Конь у Несторки был и правда дивный. Варфоломей живо помнил конские бега, разубранные упряжки, цветную толпу орущих, свистящих, машущих платками и шапками радонежан, гривастых, широкогрудых коней в узорных уборах, сбруи в наборной меди и серебре, расписные легкие сани, ездоков в заломленных шапках, в красных развевающихся кушаках, вихри снега из-под копыт, и то, как седоки, обгонявшие соперников, скаля зубы, приподымались в санях, словно сами готовясь полететь вослед сумасшедшему конскому бегу… И как в тот миг, когда сани победителя начинали обходить чужие и морда скачущего коня в пене и блеске удил выдвигалась все больше и больше наперед обгоняемой упряжки, а переборы конских ног и просверк копыт сливались в одно сплошное, едва различимое мелькание, — лавиною нарастал и ширил дружный крик со сторон: «Надда-а-ай!». И на крике, на сплошной волне, под бешеный звон колокольцев вырывалась вперед победоносная упряжка, и уже седок, выпрямляясь в рост, сам орал и вопил, и гнал, слившись с конем и повозкой в единый катящийся клубок, в снежном вихре к победной мете.

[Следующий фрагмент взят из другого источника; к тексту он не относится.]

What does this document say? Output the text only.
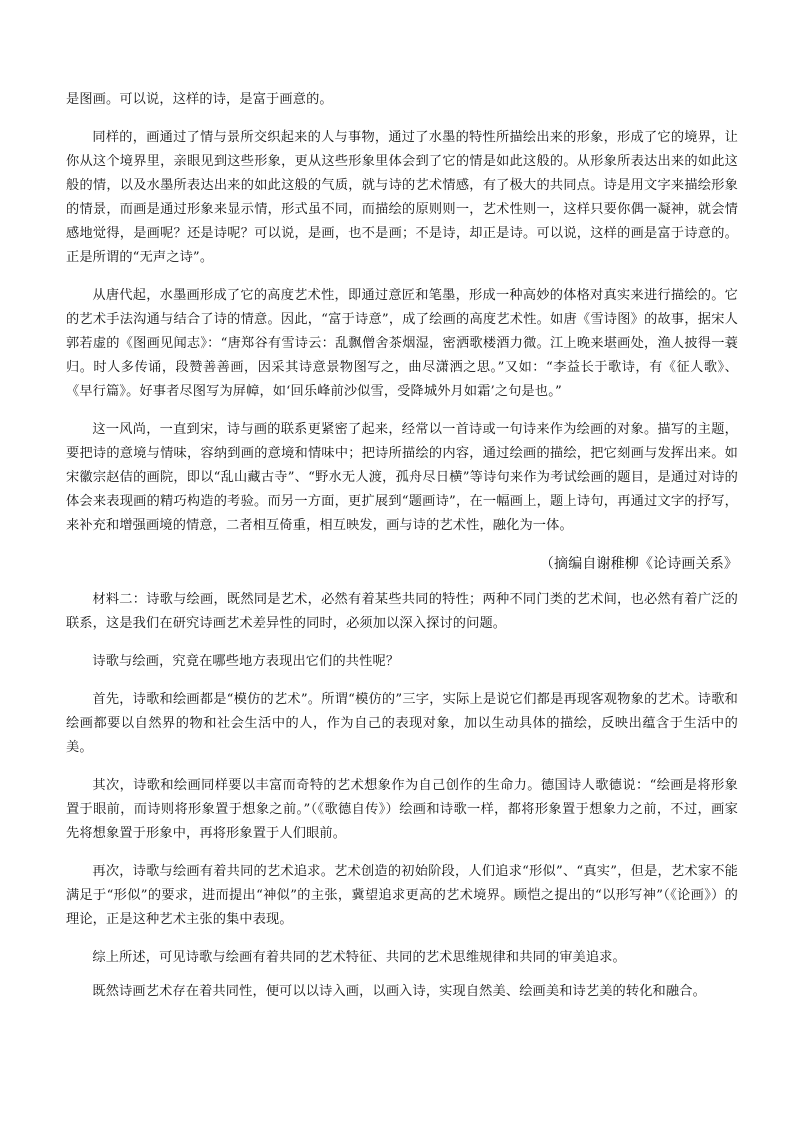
是图画。可以说，这样的诗，是富于画意的。

同样的，画通过了情与景所交织起来的人与事物，通过了水墨的特性所描绘出来的形象，形成了它的境界，让你从这个境界里，亲眼见到这些形象，更从这些形象里体会到了它的情是如此这般的。从形象所表达出来的如此这般的情，以及水墨所表达出来的如此这般的气质，就与诗的艺术情感，有了极大的共同点。诗是用文字来描绘形象的情景，而画是通过形象来显示情，形式虽不同，而描绘的原则则一，艺术性则一，这样只要你偶一凝神，就会情感地觉得，是画呢？还是诗呢？可以说，是画，也不是画；不是诗，却正是诗。可以说，这样的画是富于诗意的。正是所谓的“无声之诗”。

从唐代起，水墨画形成了它的高度艺术性，即通过意匠和笔墨，形成一种高妙的体格对真实来进行描绘的。它的艺术手法沟通与结合了诗的情意。因此，“富于诗意”，成了绘画的高度艺术性。如唐《雪诗图》的故事，据宋人郭若虚的《图画见闻志》：“唐郑谷有雪诗云：乱飘僧舍茶烟湿，密洒歌楼酒力微。江上晚来堪画处，渔人披得一蓑归。时人多传诵，段赞善善画，因采其诗意景物图写之，曲尽潇洒之思。”又如：“李益长于歌诗，有《征人歌》、《早行篇》。好事者尽图写为屏幛，如‘回乐峰前沙似雪，受降城外月如霜’之句是也。”

这一风尚，一直到宋，诗与画的联系更紧密了起来，经常以一首诗或一句诗来作为绘画的对象。描写的主题，要把诗的意境与情味，容纳到画的意境和情味中；把诗所描绘的内容，通过绘画的描绘，把它刻画与发挥出来。如宋徽宗赵佶的画院，即以“乱山藏古寺”、“野水无人渡，孤舟尽日横”等诗句来作为考试绘画的题目，是通过对诗的体会来表现画的精巧构造的考验。而另一方面，更扩展到“题画诗”，在一幅画上，题上诗句，再通过文字的抒写，来补充和增强画境的情意，二者相互倚重，相互映发，画与诗的艺术性，融化为一体。

（摘编自谢稚柳《论诗画关系》

材料二：诗歌与绘画，既然同是艺术，必然有着某些共同的特性；两种不同门类的艺术间，也必然有着广泛的联系，这是我们在研究诗画艺术差异性的同时，必须加以深入探讨的问题。

诗歌与绘画，究竟在哪些地方表现出它们的共性呢？

首先，诗歌和绘画都是“模仿的艺术”。所谓“模仿的”三字，实际上是说它们都是再现客观物象的艺术。诗歌和绘画都要以自然界的物和社会生活中的人，作为自己的表现对象，加以生动具体的描绘，反映出蕴含于生活中的美。

其次，诗歌和绘画同样要以丰富而奇特的艺术想象作为自己创作的生命力。德国诗人歌德说：“绘画是将形象置于眼前，而诗则将形象置于想象之前。”（《歌德自传》）绘画和诗歌一样，都将形象置于想象力之前，不过，画家先将想象置于形象中，再将形象置于人们眼前。

再次，诗歌与绘画有着共同的艺术追求。艺术创造的初始阶段，人们追求“形似”、“真实”，但是，艺术家不能满足于“形似”的要求，进而提出“神似”的主张，冀望追求更高的艺术境界。顾恺之提出的“以形写神”（《论画》）的理论，正是这种艺术主张的集中表现。

综上所述，可见诗歌与绘画有着共同的艺术特征、共同的艺术思维规律和共同的审美追求。

既然诗画艺术存在着共同性，便可以以诗入画，以画入诗，实现自然美、绘画美和诗艺美的转化和融合。
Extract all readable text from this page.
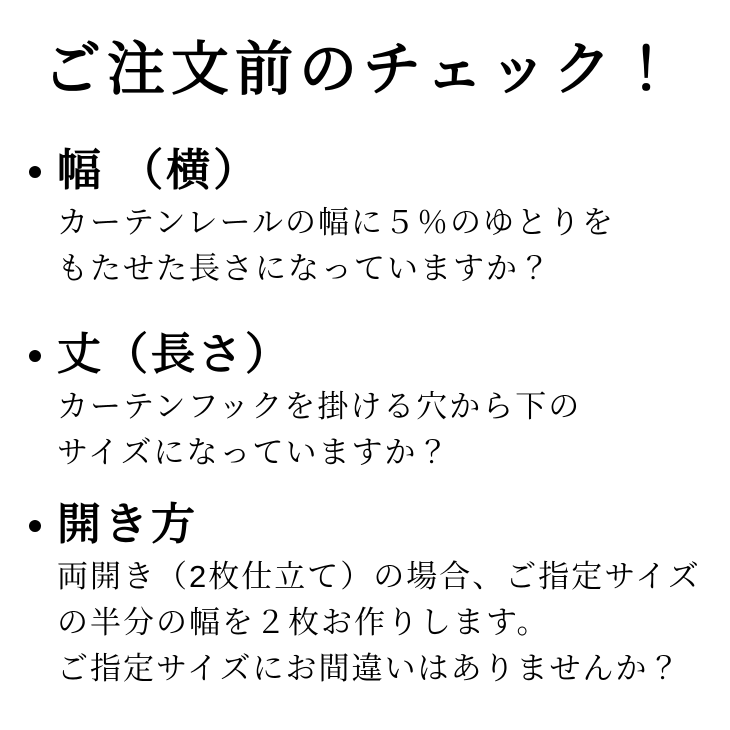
ご注文前のチェック！
幅 （横）

カーテンレールの幅に５％のゆとりを

もたせた長さになっていますか？

丈（長さ）

カーテンフックを掛ける穴から下の

サイズになっていますか？

開き方

両開き（2枚仕立て）の場合、ご指定サイズ

の半分の幅を２枚お作りします。

ご指定サイズにお間違いはありませんか？
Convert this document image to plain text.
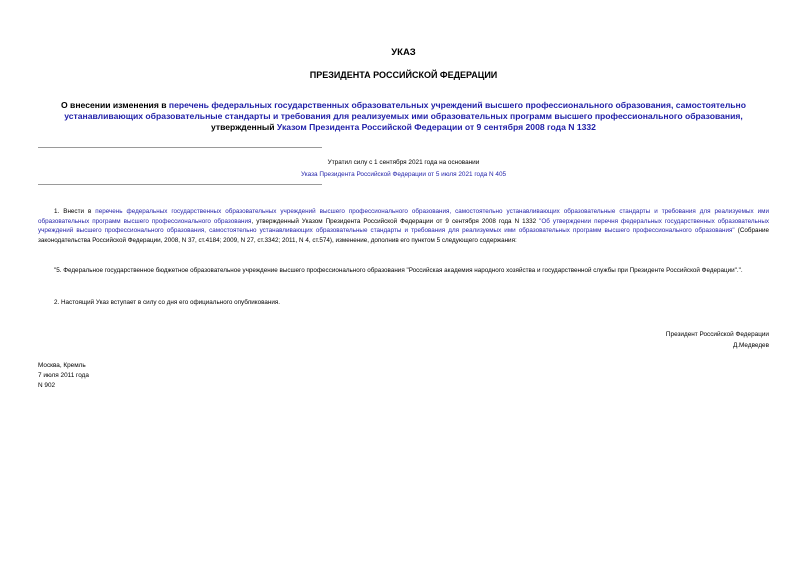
УКАЗ
ПРЕЗИДЕНТА РОССИЙСКОЙ ФЕДЕРАЦИИ
О внесении изменения в перечень федеральных государственных образовательных учреждений высшего профессионального образования, самостоятельно устанавливающих образовательные стандарты и требования для реализуемых ими образовательных программ высшего профессионального образования, утвержденный Указом Президента Российской Федерации от 9 сентября 2008 года N 1332
Утратил силу с 1 сентября 2021 года на основании
Указа Президента Российской Федерации от 5 июля 2021 года N 405
1. Внести в перечень федеральных государственных образовательных учреждений высшего профессионального образования, самостоятельно устанавливающих образовательные стандарты и требования для реализуемых ими образовательных программ высшего профессионального образования, утвержденный Указом Президента Российской Федерации от 9 сентября 2008 года N 1332 "Об утверждении перечня федеральных государственных образовательных учреждений высшего профессионального образования, самостоятельно устанавливающих образовательные стандарты и требования для реализуемых ими образовательных программ высшего профессионального образования" (Собрание законодательства Российской Федерации, 2008, N 37, ст.4184; 2009, N 27, ст.3342; 2011, N 4, ст.574), изменение, дополнив его пунктом 5 следующего содержания:
"5. Федеральное государственное бюджетное образовательное учреждение высшего профессионального образования "Российская академия народного хозяйства и государственной службы при Президенте Российской Федерации".".
2. Настоящий Указ вступает в силу со дня его официального опубликования.
Президент Российской Федерации
Д.Медведев
Москва, Кремль
7 июля 2011 года
N 902
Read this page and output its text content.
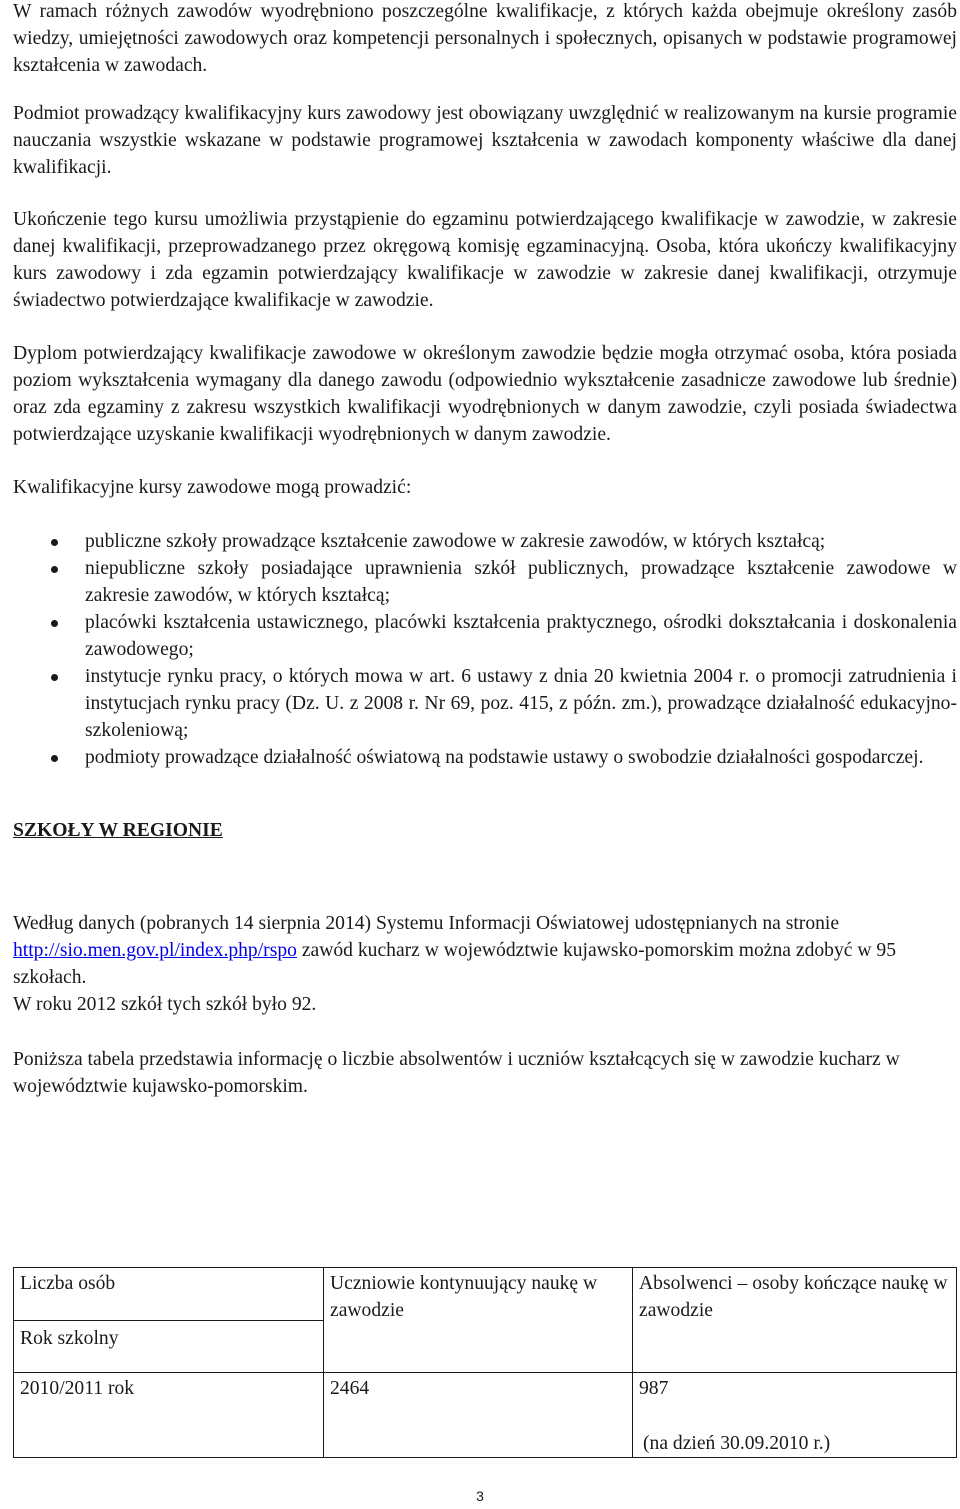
W ramach różnych zawodów wyodrębniono poszczególne kwalifikacje, z których każda obejmuje określony zasób wiedzy, umiejętności zawodowych oraz kompetencji personalnych i społecznych, opisanych w podstawie programowej kształcenia w zawodach.

Podmiot prowadzący kwalifikacyjny kurs zawodowy jest obowiązany uwzględnić w realizowanym na kursie programie nauczania wszystkie wskazane w podstawie programowej kształcenia w zawodach komponenty właściwe dla danej kwalifikacji.

Ukończenie tego kursu umożliwia przystąpienie do egzaminu potwierdzającego kwalifikacje w zawodzie, w zakresie danej kwalifikacji, przeprowadzanego przez okręgową komisję egzaminacyjną. Osoba, która ukończy kwalifikacyjny kurs zawodowy i zda egzamin potwierdzający kwalifikacje w zawodzie w zakresie danej kwalifikacji, otrzymuje świadectwo potwierdzające kwalifikacje w zawodzie.

Dyplom potwierdzający kwalifikacje zawodowe w określonym zawodzie będzie mogła otrzymać osoba, która posiada poziom wykształcenia wymagany dla danego zawodu (odpowiednio wykształcenie zasadnicze zawodowe lub średnie) oraz zda egzaminy z zakresu wszystkich kwalifikacji wyodrębnionych w danym zawodzie, czyli posiada świadectwa potwierdzające uzyskanie kwalifikacji wyodrębnionych w danym zawodzie.

Kwalifikacyjne kursy zawodowe mogą prowadzić:

publiczne szkoły prowadzące kształcenie zawodowe w zakresie zawodów, w których kształcą;
niepubliczne szkoły posiadające uprawnienia szkół publicznych, prowadzące kształcenie zawodowe w zakresie zawodów, w których kształcą;
placówki kształcenia ustawicznego, placówki kształcenia praktycznego, ośrodki dokształcania i doskonalenia zawodowego;
instytucje rynku pracy, o których mowa w art. 6 ustawy z dnia 20 kwietnia 2004 r. o promocji zatrudnienia i instytucjach rynku pracy (Dz. U. z 2008 r. Nr 69, poz. 415, z późn. zm.), prowadzące działalność edukacyjno-szkoleniową;
podmioty prowadzące działalność oświatową na podstawie ustawy o swobodzie działalności gospodarczej.
SZKOŁY W REGIONIE

Według danych (pobranych 14 sierpnia 2014) Systemu Informacji Oświatowej udostępnianych na stronie http://sio.men.gov.pl/index.php/rspo zawód kucharz w województwie kujawsko-pomorskim można zdobyć w 95 szkołach.

W roku 2012 szkół tych szkół było 92.

Poniższa tabela przedstawia informację o liczbie absolwentów i uczniów kształcących się w zawodzie kucharz w województwie kujawsko-pomorskim.

Liczba osób
Rok szkolny	Uczniowie kontynuujący naukę w zawodzie	Absolwenci – osoby kończące naukę w zawodzie
2010/2011 rok	2464	987
(na dzień 30.09.2010 r.)
3
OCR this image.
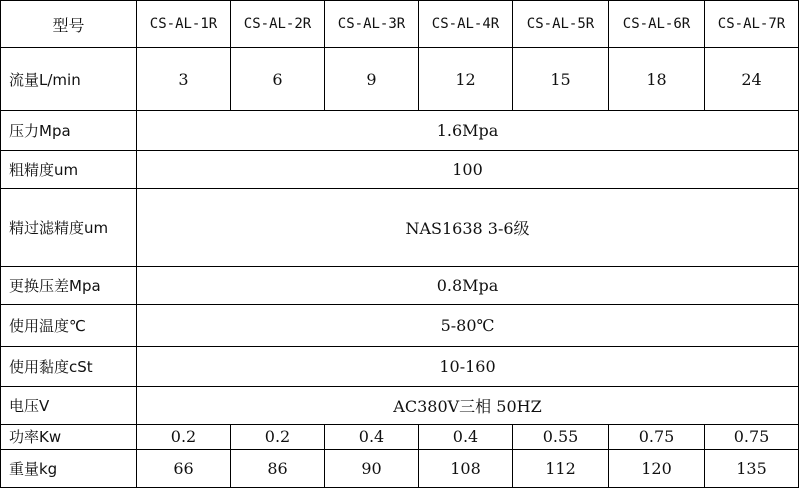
型号	CS-AL-1R	CS-AL-2R	CS-AL-3R	CS-AL-4R	CS-AL-5R	CS-AL-6R	CS-AL-7R
流量L/min	3	6	9	12	15	18	24
压力Mpa	1.6Mpa						
粗精度um	100						
精过滤精度um	NAS1638 3-6级						
更换压差Mpa	0.8Mpa						
使用温度℃	5-80℃						
使用黏度cSt	10-160						
电压V	AC380V三相 50HZ						
功率Kw	0.2	0.2	0.4	0.4	0.55	0.75	0.75
重量kg	66	86	90	108	112	120	135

Несторка пустил своего каракового на третий заезд. Легко обогнав шестерых соперников, он скоро приблизил к упряжке Ртища и начал обходить ее на виду у всех, у въезда в Радонеж. Наместничий возчий попробовал было не поддаться (прочие гонщики уже остались далеко позади), даже начал вилять, не давая пути. И тут-то Несторка, издав свой знаменитый разбойничий посвист, выжал из коня все и еще раз все, караковый жеребец наддал, словно у него выросли крылья, и, мало не раздробив сани о сани, черной молнией пронесся под носом игреневого наместничьего иноходца, уже в виду церкви вылетев вперед, на простор укатанной ровной дороги, и тут еще наддал под пронзительно-режущий Несторкин свист, а барышник в сумасшедшем беге коня еще и сумел оборотить лицо, прокричав сопернику обидное, так что тот аж сбрусвянел, бешено и безнадежно полосуя бока своего опозоренного скакуна…
А потом, пока вываживали взмыленных коней, Несторка, оглядывая лихим бесшабашным глазом ликующую толпу, хвастал, заламывая шапку, смачно сплевывал на снег, ставши фертом, руки в боки, и сам Терентий Ртищ подъехал к нему, улыбаясь и хмурясь одновременно, прошая продать каракового, а Несторка отрицательно тряс головой, с беспечною удалью, через плечо, отказывая самому хозяину Радонежа, под веселый смех и поощрительные возгласы со сторон:
— Не отдавай! Нипочем не продавай! Ай да Несторка! Ай да хват!
И наместник, набычась, сердито вздев плеть, отъехал посторонь, пристыженный смердом.
Вечер и еще день барышник взапуски хвастал конем, а еще назавтра молоньей пролетел слух, что Ртищ отобрал жеребца у Несторки, и не серебром, ни меною, а за просто так: явились наместничьи люди, связали барышника, чтоб не ерепенился, и свели жеребца к Терентью во двор.